Phylogenetic reconstruction by least squares#

Section author: Gavin Huttley

We will load some pre-computed pairwise distance data. To see how that data was computed see the Calculate pairwise distances between sequences example. That data is saved in a format called pickle which is native to python. As per usual, we import the basic components we need.

import pickle

from cogent3.phylo import least_squares

Now load the distance data.

with open("dists_for_phylo.pickle", "rb") as f:
    dists = pickle.load(f)

If there are extremely small distances, they can cause an error in the least squares calculation. Since such estimates are between extremely closely related sequences we could simply drop all distances for one of the sequences. We won’t do that here, we’ll leave that as exercise.

We make the ls calculator.

ls = least_squares.WLS(dists)

We also add tests that pass in a cogent3.evolve.fast_distance.DistanceMatrix and a pairwise distance dict.

ls_distance_matrix = least_squares.WLS(DistanceMatrix(dists))
ls_pairwise_matrix = least_squares.WLS(dists.to_dict())

We will search tree space for the collection of best trees using the advanced stepwise addition algorithm (hereafter asaa).
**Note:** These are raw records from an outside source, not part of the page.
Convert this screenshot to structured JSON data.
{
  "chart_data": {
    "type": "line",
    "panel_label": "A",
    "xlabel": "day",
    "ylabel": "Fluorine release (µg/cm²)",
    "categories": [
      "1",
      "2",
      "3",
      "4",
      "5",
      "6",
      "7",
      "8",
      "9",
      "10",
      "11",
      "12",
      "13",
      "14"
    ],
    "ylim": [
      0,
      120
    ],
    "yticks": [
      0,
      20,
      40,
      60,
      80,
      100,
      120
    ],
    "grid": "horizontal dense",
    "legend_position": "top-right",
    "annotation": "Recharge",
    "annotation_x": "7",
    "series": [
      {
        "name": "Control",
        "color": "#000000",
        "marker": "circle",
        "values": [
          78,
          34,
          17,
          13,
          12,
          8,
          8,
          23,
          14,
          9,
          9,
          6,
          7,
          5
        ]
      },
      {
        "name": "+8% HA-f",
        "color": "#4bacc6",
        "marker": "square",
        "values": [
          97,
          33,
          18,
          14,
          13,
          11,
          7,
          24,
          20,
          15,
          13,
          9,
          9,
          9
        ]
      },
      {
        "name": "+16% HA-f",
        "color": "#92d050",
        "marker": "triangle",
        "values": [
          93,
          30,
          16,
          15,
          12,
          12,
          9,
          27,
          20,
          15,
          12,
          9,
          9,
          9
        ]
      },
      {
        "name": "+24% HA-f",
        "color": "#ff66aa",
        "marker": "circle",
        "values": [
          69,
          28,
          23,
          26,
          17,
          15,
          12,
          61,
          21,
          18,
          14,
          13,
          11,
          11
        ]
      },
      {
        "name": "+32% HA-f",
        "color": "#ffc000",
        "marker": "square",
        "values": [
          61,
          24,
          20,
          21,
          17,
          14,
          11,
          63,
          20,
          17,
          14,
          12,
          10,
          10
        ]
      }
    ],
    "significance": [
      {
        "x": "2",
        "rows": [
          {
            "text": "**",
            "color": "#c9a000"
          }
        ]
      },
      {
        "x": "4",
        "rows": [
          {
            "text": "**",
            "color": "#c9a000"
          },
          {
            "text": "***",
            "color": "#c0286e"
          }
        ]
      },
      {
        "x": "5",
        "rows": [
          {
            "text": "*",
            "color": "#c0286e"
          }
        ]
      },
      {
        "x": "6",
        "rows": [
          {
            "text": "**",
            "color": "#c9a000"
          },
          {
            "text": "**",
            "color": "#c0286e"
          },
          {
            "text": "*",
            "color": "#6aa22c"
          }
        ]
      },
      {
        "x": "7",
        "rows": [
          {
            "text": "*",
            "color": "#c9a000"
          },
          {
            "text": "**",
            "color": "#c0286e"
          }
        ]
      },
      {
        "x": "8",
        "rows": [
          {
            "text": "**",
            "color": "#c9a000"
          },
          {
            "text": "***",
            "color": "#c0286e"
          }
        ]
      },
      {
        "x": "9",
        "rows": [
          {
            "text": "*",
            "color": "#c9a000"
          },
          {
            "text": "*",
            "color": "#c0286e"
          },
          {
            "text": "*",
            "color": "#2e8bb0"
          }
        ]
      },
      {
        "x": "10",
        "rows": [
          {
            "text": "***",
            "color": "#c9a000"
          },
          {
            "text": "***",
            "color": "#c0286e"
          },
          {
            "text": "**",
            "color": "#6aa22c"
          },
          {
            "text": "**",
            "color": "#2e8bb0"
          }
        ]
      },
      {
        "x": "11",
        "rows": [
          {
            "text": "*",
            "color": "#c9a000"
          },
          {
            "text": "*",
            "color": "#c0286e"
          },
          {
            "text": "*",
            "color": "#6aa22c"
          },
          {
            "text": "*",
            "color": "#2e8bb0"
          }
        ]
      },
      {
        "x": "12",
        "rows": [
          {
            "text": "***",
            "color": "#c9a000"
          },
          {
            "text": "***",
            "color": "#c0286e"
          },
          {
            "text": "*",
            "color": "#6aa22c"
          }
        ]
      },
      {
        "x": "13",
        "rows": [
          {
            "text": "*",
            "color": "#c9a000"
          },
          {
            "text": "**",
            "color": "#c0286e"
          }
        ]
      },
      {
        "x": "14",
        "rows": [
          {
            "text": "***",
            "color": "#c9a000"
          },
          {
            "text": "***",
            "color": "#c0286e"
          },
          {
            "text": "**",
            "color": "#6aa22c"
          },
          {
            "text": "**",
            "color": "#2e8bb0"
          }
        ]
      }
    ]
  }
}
Look for the single best tree#

In this use case we are after just 1 tree. We specify up to what taxa size all possible trees for the sample will be computed. Here we are specifying a=5. This means 5 sequences will be picked randomly and all possible trees relating them will be evaluated. k=1 means only the best tree will be kept at the end of each such round of evaluation. For every remaining sequence it is grafted onto every possible branch of this tree. The best k results are then taken to the next round, when another sequence is randomly selected for addition. This proceeds until all sequences have been added. The result with following arguments is a single wls score and a single Tree which can be saved etc ..

score, tree = ls.trex(a=5, k=1, show_progress=False)
assert score < 1e-4

We won’t display this tree, because we are doing more below.

Assessing the fit for a pre-specified tree topology#

In some instances we may have a tree from the literature or elsewhere whose fit to the data we seek to evaluate. In this case I’m going load a tree as follows.

from cogent3 import make_tree

query_tree = make_tree(
    "((Human:.2,DogFaced:.2):.3,(NineBande:.1, Mouse:.5):.2,HowlerMon:.1)"
)

We now just use the ls object created above. The following evaluates the query using it’s associated branch lengths, returning only the wls statistic.

ls.evaluate_tree(query_tree)
np.float64(2.893810286786861)

We can also evaluate just the tree’s topology, returning both the wls statistic and the tree with best fit branch lengths.

wls, t = ls.evaluate_topology(query_tree)
assert "%.4f" % wls == "0.0084"

Using maximum likelihood for measuring tree fit#

This is a much slower algorithm and the interface largely mirrors that for the above. The difference is you import maximum_likelihood instead of least_squares, and use the ML instead of WLS classes. The ML class requires a substitution model (like a HKY85 for DNA or JTT92 for protein), and an alignment. It also optionally takes a distance matrix, such as that used here, computed for the same sequences. These distances are then used to obtain estimates of branch lengths by the WLS method for each evaluated tree topology which are then used as starting values for the likelihood optimisation.